Describe the overarching framework of structured prediction, how it is relevant to the above tasks, and what the challenges are in learning structured prediction models
Describe the motivation of training models that refine a previous prediction and the two main instantiations of the idea

Articulate why labeled training datasets are a necessity
Describe potential alternative problem setups that use less labeled data: Few-shot learning, Transfer learning, Semi-supervised learning and Self-supervised learning.
Identify the key learning signals and cues that enable the above setups
Describe the contrastive learning paradigm and reason about why that works well
Describe the idea of self-training / pseudo-labeling and when that leads to improvement
Describe the meaning of consistency regularization

Define the captioning, VQA and retrieval tasks
Articulate the challenges with evaluating captioning and VQA performance
Describe the contrastive architectures for matching text captions to images
Describe how language models can be useful: e.g., ViperGPT
Connect Vision-language learning with Learning from fewer labels, by describing the idea of weak supervision and the notion of "zero-shot" learning

Ask critically who the beneficiaries of particular applications are
Identify if particular tasks / recognition problems make sense, or purport to do the impossible
Discuss what metrics and what levels of accuracy would be required for deploying particular technologies
Interrogate the data collection pipeline: identify the issues that stem from large uncurated datasets, data scraped without consent, datasets that are kept private and undisclosed, and datasets that replicate biases and problematic content
Argue whether or not modern advances should count as progress given the issues above.
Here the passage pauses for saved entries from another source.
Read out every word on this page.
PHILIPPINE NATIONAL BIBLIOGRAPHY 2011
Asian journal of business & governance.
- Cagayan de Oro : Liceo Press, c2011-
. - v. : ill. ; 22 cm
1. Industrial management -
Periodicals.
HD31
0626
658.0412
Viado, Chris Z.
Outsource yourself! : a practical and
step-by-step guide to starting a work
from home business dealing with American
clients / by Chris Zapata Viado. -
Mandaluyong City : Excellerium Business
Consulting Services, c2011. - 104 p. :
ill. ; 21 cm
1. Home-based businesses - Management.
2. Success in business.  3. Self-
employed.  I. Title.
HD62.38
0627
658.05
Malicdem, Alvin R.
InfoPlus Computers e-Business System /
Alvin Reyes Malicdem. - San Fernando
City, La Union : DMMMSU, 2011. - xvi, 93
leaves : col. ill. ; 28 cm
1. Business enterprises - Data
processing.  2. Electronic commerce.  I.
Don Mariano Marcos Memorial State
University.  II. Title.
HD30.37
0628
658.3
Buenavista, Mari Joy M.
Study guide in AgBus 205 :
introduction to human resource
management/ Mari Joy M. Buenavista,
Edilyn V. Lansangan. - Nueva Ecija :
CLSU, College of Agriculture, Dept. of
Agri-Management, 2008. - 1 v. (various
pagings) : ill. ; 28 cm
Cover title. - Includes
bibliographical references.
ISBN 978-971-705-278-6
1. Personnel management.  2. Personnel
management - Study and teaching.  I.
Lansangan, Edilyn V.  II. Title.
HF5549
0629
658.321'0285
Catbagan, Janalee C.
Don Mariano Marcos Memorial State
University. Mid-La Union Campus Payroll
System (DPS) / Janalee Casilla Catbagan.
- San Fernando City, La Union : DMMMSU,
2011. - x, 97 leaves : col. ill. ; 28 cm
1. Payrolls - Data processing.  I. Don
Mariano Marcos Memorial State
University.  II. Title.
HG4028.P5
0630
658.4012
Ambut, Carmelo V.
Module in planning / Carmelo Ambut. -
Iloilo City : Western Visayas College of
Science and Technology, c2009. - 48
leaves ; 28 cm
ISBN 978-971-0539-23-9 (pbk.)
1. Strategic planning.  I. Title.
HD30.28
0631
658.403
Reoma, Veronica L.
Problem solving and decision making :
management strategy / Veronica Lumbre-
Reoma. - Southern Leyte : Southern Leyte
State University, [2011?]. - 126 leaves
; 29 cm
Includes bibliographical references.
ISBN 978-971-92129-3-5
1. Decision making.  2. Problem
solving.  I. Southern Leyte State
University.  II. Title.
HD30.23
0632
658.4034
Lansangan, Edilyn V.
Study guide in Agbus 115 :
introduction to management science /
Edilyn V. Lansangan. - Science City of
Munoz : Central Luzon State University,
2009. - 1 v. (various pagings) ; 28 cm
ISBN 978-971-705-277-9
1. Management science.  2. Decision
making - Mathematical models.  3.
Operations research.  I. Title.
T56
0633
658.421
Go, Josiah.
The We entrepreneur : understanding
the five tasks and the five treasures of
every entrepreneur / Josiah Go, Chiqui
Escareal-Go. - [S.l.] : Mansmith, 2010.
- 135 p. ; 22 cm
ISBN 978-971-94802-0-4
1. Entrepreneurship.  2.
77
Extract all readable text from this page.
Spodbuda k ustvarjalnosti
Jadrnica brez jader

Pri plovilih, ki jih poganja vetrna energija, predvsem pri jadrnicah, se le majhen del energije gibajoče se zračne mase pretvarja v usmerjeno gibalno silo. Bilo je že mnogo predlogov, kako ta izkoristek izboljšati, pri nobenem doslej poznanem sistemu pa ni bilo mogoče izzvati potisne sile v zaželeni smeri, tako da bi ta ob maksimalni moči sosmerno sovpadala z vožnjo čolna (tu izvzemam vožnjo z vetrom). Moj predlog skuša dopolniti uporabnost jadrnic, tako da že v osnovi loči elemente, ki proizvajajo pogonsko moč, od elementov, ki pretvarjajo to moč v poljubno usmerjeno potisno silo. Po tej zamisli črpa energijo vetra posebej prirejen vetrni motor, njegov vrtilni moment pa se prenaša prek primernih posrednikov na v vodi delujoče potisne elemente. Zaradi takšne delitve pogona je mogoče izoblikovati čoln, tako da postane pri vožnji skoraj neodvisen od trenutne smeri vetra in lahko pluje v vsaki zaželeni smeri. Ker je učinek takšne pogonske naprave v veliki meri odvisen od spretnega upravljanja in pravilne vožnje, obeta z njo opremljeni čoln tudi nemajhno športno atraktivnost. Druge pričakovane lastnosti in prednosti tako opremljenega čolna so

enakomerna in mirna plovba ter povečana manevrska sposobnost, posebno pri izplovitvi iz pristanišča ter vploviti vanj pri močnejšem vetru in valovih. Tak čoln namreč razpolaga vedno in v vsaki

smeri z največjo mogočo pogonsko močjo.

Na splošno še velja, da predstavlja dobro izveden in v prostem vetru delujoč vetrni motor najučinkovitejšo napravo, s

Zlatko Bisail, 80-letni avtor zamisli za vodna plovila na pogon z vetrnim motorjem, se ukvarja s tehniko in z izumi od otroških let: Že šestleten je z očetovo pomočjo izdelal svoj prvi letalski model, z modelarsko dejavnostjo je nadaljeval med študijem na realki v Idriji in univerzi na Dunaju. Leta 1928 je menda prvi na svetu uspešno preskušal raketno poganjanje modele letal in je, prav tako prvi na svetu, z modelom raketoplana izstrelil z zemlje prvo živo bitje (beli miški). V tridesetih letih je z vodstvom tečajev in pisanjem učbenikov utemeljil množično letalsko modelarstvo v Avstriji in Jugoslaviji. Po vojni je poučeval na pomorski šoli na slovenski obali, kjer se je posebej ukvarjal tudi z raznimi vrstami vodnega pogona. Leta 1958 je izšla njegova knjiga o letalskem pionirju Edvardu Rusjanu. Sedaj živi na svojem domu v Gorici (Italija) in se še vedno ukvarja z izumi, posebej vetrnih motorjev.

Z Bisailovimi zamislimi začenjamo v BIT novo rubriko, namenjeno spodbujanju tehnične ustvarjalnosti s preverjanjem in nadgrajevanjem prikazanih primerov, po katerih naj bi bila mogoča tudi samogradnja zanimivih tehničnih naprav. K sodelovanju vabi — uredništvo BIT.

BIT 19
Derive equations describing image formation and the matrices defining the camera
Derive equations relating pixel color to surface reflectance and lighting
Describe mathematically the epipolar constraint
Describe mathematically how one can reconstruct camera pose and 3D structure given correspondences
Describe classical (SIFT) and modern learning-based correspondence pipelines
Describe qualitatively modern pipelines for correspondence-based Structure-from-Motion
Identify weaknesses of this pipeline and where it may fail: repeating textures, sparse views.

Describe qualitatively the idea of space carving
Describe mathematically the notion of radiance fields and how they relate to image pixels
Discuss the challenges with using neural networks to approximate radiance fields and how they are solved in NeRF
Discuss similar alternatives: Plenoxels, multi-plane images
Contrast reconstructions with SfM
Discuss the challenges associated with modeling dynamic scenes
Define Signed Distance Fields and other representations of shape
Describe techniques to represent shapes as neural scenes

Discuss the motivations for building generative models
Derive the training objectives for GANs, VAEs and Diffusion Models
Contrast the benefits and challenges for each generative model and connect them to training objectives
Describe architectures for conditional generation based on text
Discuss ethical issues around algorithmic synthesis: misinformation, scraping artist content

Describe why embodiment might be necessary for learning
Describe qualitatively the MDP and POMDP problems as well as basic RL algorithms
Describe the notion of intuitive physics and world models and the idea of model-based Reinforcement Learning
Compare model-based and model-free approaches intuitively
Discuss the usefulness and the challenges of cognitive-science inspired architectures, especially with an eye to generalization
Discuss challenges associated with other vision sensors common in robotics: 3D sensors

Concretely identify a research question of significance
Review prior work and crisply identify limitations
Design new solutions to address identified limitations
Evaluate and audit the proposed solution with the actual application and potential ethical considerations in mind.
Provide feedback and guidance to peer researchers.
Write a technical paper that can be accepted to a workshop or conference.